The shape of the top surface of a table is a trapezium. Find its area if it’s parallel sides are 1m and 1.2m and the perpendicular distance between them is 0.8m.

Answer 1

Hint: We are given that the lengths of the parallel sides of a trapezium are 1m and 1.2m, and the distance between two parallel lines is 0.8m. Substitute the values in the formula of area of trapezium, $A = \dfrac{1}{2}\left( {a + b} \right)h$, where $a$ and $b$ are length of parallel lines and $h$ is the distance between parallel lines.
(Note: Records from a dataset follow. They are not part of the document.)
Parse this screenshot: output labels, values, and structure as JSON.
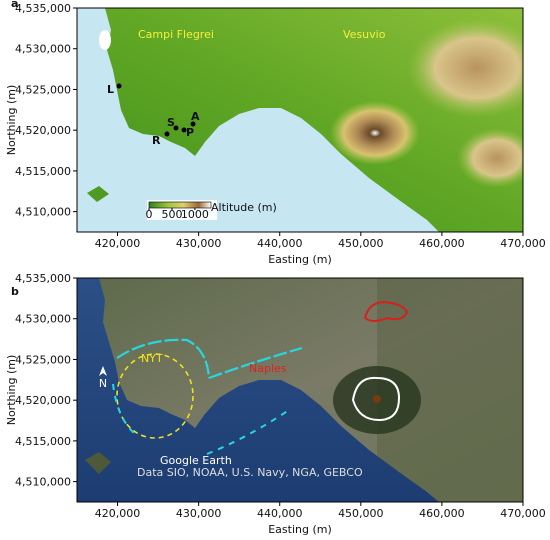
{
  "panels": [
    {
      "label": "a",
      "xlabel": "Easting (m)",
      "ylabel": "Northing (m)",
      "xlim": [
        415000,
        470000
      ],
      "ylim": [
        4507500,
        4535000
      ],
      "xticks": [
        {
          "value": 420000,
          "label": "420,000"
        },
        {
          "value": 430000,
          "label": "430,000"
        },
        {
          "value": 440000,
          "label": "440,000"
        },
        {
          "value": 450000,
          "label": "450,000"
        },
        {
          "value": 460000,
          "label": "460,000"
        },
        {
          "value": 470000,
          "label": "470,000"
        }
      ],
      "yticks": [
        {
          "value": 4510000,
          "label": "4,510,000"
        },
        {
          "value": 4515000,
          "label": "4,515,000"
        },
        {
          "value": 4520000,
          "label": "4,520,000"
        },
        {
          "value": 4525000,
          "label": "4,525,000"
        },
        {
          "value": 4530000,
          "label": "4,530,000"
        },
        {
          "value": 4535000,
          "label": "4,535,000"
        }
      ],
      "annotations": {
        "campi": "Campi Flegrei",
        "vesuvio": "Vesuvio",
        "sites": [
          "L",
          "R",
          "S",
          "P",
          "A"
        ]
      },
      "colorbar": {
        "title": "Altitude (m)",
        "lim": [
          0,
          1350
        ],
        "ticks": [
          0,
          500,
          1000
        ]
      }
    },
    {
      "label": "b",
      "xlabel": "Easting (m)",
      "ylabel": "Northing (m)",
      "xlim": [
        415000,
        470000
      ],
      "ylim": [
        4507500,
        4535000
      ],
      "xticks": [
        {
          "value": 420000,
          "label": "420,000"
        },
        {
          "value": 430000,
          "label": "430,000"
        },
        {
          "value": 440000,
          "label": "440,000"
        },
        {
          "value": 450000,
          "label": "450,000"
        },
        {
          "value": 460000,
          "label": "460,000"
        },
        {
          "value": 470000,
          "label": "470,000"
        }
      ],
      "yticks": [
        {
          "value": 4510000,
          "label": "4,510,000"
        },
        {
          "value": 4515000,
          "label": "4,515,000"
        },
        {
          "value": 4520000,
          "label": "4,520,000"
        },
        {
          "value": 4525000,
          "label": "4,525,000"
        },
        {
          "value": 4530000,
          "label": "4,530,000"
        },
        {
          "value": 4535000,
          "label": "4,535,000"
        }
      ],
      "annotations": {
        "nyt": "NYT",
        "naples": "Naples",
        "north": "N",
        "google": "Google Earth",
        "credits": "Data SIO, NOAA, U.S. Navy, NGA, GEBCO"
      }
    }
  ]
}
Complete step by step solution: We have to find the area of the top surface of the table.
The shape of the tabletop is a trapezium.
We are given that the lengths of the parallel sides of a trapezium are 1m and 1.2m, and the distance between two parallel lines is 0.8m
We know that the area of the trapezium is half the product of distance between parallel lines and the sum of the length of parallel lines.
That is, $A = \dfrac{1}{2}\left( {a + b} \right)h$, where $a$ and $b$ are length of parallel lines and $h$ is the distance between parallel lines.
On substituting $a = 1$, $b = 1.2$ and $h = 0.8$ in the above formula of area of the trapezium, we will get,
$A = \dfrac{1}{2}\left( {1 + 1.2} \right)\left( {0.8} \right)$
On solving the brackets, we will get,
$A = \dfrac{1}{2}\left( {2.2} \right)\left( {0.8} \right)$
Multiply the brackets,
$A = \dfrac{1}{2}\left( {1.76} \right)$
Now, on dividing by 2, we will get,
$A = 0.88{m^2}$

Hence, the area of the tabletop is $0.88\;{m^2}$


Note: A trapezium is a quadrilateral with a pair of parallel sides and a pair of non-parallel sides. Perimeter is the summation of lengths of all sides of the trapezium. And the area of the trapezium is the $\dfrac{1}{2}\left( {a + b} \right)h$, where $a$ and $b$ are length of parallel lines and $h$ is the distance between parallel lines. The area of any figure is always measured in square units.